Big white one there ruining the mood.
Remnants of Hong's boat people? I didn't know they still existed.
New word learned. Even if it's sounds silly.
Station car park, I understand. Shroff, I do not. You learn something new every day, eh.
Cloudy from Victoria Peak
28 July 2010:
'Day 2' in Hong Kong. Apparently it wasn't just rain yesterday- four hurricanes off the coast of Shenzhen, if I read the news correctly.
First a winding escalator, and now a long one...
First stop of the day- the world's longest escalator, all 800 meters of it. Started from the bottom and made my way up, the escalator going up in the morning, and down in the afternoon, if I remember it correctly.

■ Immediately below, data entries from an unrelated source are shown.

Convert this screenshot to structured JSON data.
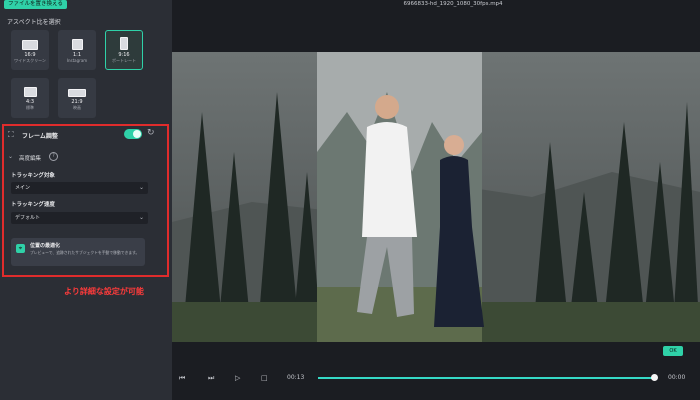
{
  "header": {
    "replace_file_button": "ファイルを置き換える",
    "filename": "6966833-hd_1920_1080_30fps.mp4"
  },
  "aspect": {
    "title": "アスペクト比を選択",
    "options": [
      {
        "ratio": "16:9",
        "sub": "ワイドスクリーン",
        "selected": false
      },
      {
        "ratio": "1:1",
        "sub": "Instagram",
        "selected": false
      },
      {
        "ratio": "9:16",
        "sub": "ポートレート",
        "selected": true
      },
      {
        "ratio": "4:3",
        "sub": "標準",
        "selected": false
      },
      {
        "ratio": "21:9",
        "sub": "映画",
        "selected": false
      }
    ]
  },
  "frame": {
    "label": "フレーム調整",
    "enabled": true,
    "advanced_label": "高度編集",
    "tracking_target_label": "トラッキング対象",
    "tracking_target_value": "メイン",
    "tracking_speed_label": "トラッキング速度",
    "tracking_speed_value": "デフォルト",
    "notice_title": "位置の最適化",
    "notice_text": "プレビューで、追跡されたサブジェクトを手動で移動できます。"
  },
  "caption": "より詳細な設定が可能",
  "player": {
    "ok_label": "OK",
    "current_time": "00:13",
    "end_time": "00:00",
    "progress": 0.99
  },
  "colors": {
    "accent": "#2fd1a8",
    "highlight_border": "#e02c2c",
    "caption": "#ff3b3b"
  }
}
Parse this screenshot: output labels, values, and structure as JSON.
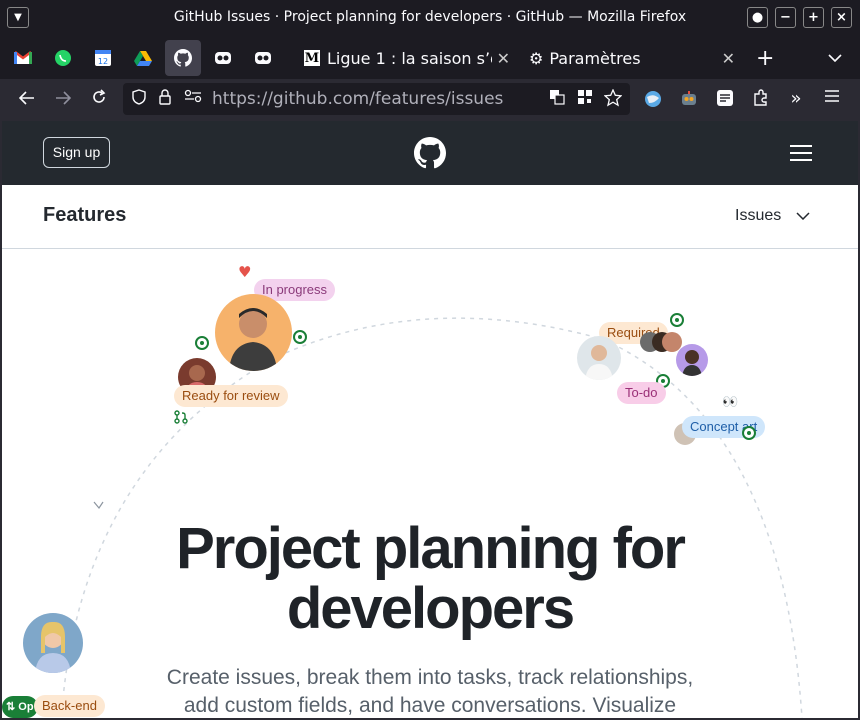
{
  "browser": {
    "window_title": "GitHub Issues · Project planning for developers · GitHub — Mozilla Firefox",
    "tabs": [
      {
        "label": "Ligue 1 : la saison s’o",
        "favicon": "M"
      },
      {
        "label": "Paramètres"
      }
    ],
    "new_tab": "+",
    "url_host": "https://github.com",
    "url_path": "/features/issues"
  },
  "github": {
    "signup_label": "Sign up",
    "subnav_title": "Features",
    "subnav_dropdown": "Issues"
  },
  "hero": {
    "title_line1": "Project planning for",
    "title_line2": "developers",
    "subtitle_line1": "Create issues, break them into tasks, track relationships,",
    "subtitle_line2": "add custom fields, and have conversations. Visualize"
  },
  "labels": {
    "in_progress": "In progress",
    "ready_for_review": "Ready for review",
    "required": "Required",
    "todo": "To-do",
    "concept_art": "Concept art",
    "back_end": "Back-end",
    "open_badge": "Op"
  },
  "colors": {
    "header_bg": "#24292f",
    "in_progress": "#f3d2ee",
    "ready_for_review": "#fde8d2",
    "todo": "#f8cde8",
    "concept_art": "#cfe6fb",
    "required": "#fde8d2",
    "open_green": "#1a7f37"
  }
}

Taking healthy sleeping to the next level.
Organic sleeping place? What, beds made from compost? Or, seeing as there's a Canadian flag there- a pile of maple leaves?
Bamboo scaffolding.
I find it lovely that they use bamboo for scaffolding. It looks a lot better than the rusty steel used elsewhere in the world. And to all the environmentalists screaming 'off with his head' at me, bamboo grows as quickly and easily as rabbits breed like, well, rabbits.
Bloody steep.
Take some time off to branch off left and right of the escalator- there were many interesting shops and pretty streets along the way- though I didn't really do so, no thanks to the leaking sky, of course.

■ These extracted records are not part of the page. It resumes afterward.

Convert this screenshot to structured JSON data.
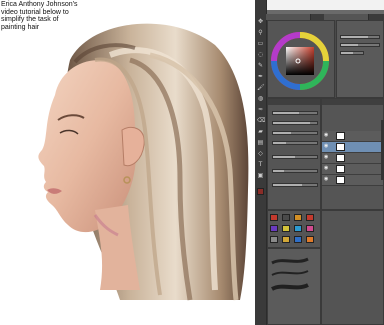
{
  "caption": {
    "text": "Erica Anthony Johnson's video tutorial below to simplify the task of painting hair"
  },
  "app": {
    "tabs": [
      "",
      ""
    ],
    "colors": {
      "panel_bg": "#555555",
      "toolbar_bg": "#3a3a3a",
      "accent_selected": "#6f8fb3",
      "active_color": "#8a2d28"
    },
    "tools": [
      "move-tool",
      "zoom-tool",
      "select-tool",
      "lasso-tool",
      "eyedropper-tool",
      "pen-tool",
      "brush-tool",
      "airbrush-tool",
      "blend-tool",
      "eraser-tool",
      "fill-tool",
      "gradient-tool",
      "shape-tool",
      "text-tool",
      "frame-tool"
    ],
    "layers": [
      {
        "name": "",
        "selected": false
      },
      {
        "name": "",
        "selected": true
      },
      {
        "name": "",
        "selected": false
      },
      {
        "name": "",
        "selected": false
      },
      {
        "name": "",
        "selected": false
      }
    ],
    "swatches": [
      "#c33a2e",
      "#4a4a4a",
      "#d28f25",
      "#c33a2e",
      "#6a3bbf",
      "#d3c23a",
      "#2d9bd1",
      "#d14b8f",
      "#8a8a8a",
      "#d2a737",
      "#2f6fc7",
      "#e07b2a"
    ],
    "brushes": [
      "",
      "",
      ""
    ]
  }
}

Took a bus up to Victoria Peak after that- VP being one of the main tourist destinations in HK. It probably has the best view of the whole island. Not today though. At least it wasn't so bad- I could still see some of the city. It could have been worse.
Tram tracks. I took the bus up, so I had no idea where the station was located. I think it cost more than the bus, though.
Oh look, it's Castle Wolfenstein. Most likely the home of one of HK's tycoons.
Come on, you've gotta be kidding me. These guys register everything around here. I wouldn't be surprised if they taxed it based on its gradient.
Oh dear. Time to run for cover.
Ran into the mall- yes, there's one at the top, with some shops and restaurants, and a lookout point on the roof. There was a little exhibition going on- about Chinese Opera, and some of the costumes used were on display. Up on the roof I came across a bunch of monks- one of them holding a DSLR (insert sound of jaw dropping aka Wile E. Coyote). Monks are supposed to be paragons of generosity and niceness- I couldn't help but wonder if they'd accept a trade of cameras if I'd offered to dry their damp pates...

One lady tried to sell me some sort of sea salt based skin product. I don't think I looked like the type who would have been interested- till this day I still think she was bored and wanted to talk to someone for a change instead of standing in one spot like a nubile statue. Or, if I'm feeling particularly narcissistic, I just imagine that she was drooling all over me. She wasn't- but she did lather some sea salt gel on me, though I didn't buy any anyway.
 Bloody heavy rain on the way down. The drainage system couldn't take all of it, and a lot of water was sloshing over the roads. Late on I found out that the government had issued a black storm cloud warning- pretty much the highest level, just short of a typhoon.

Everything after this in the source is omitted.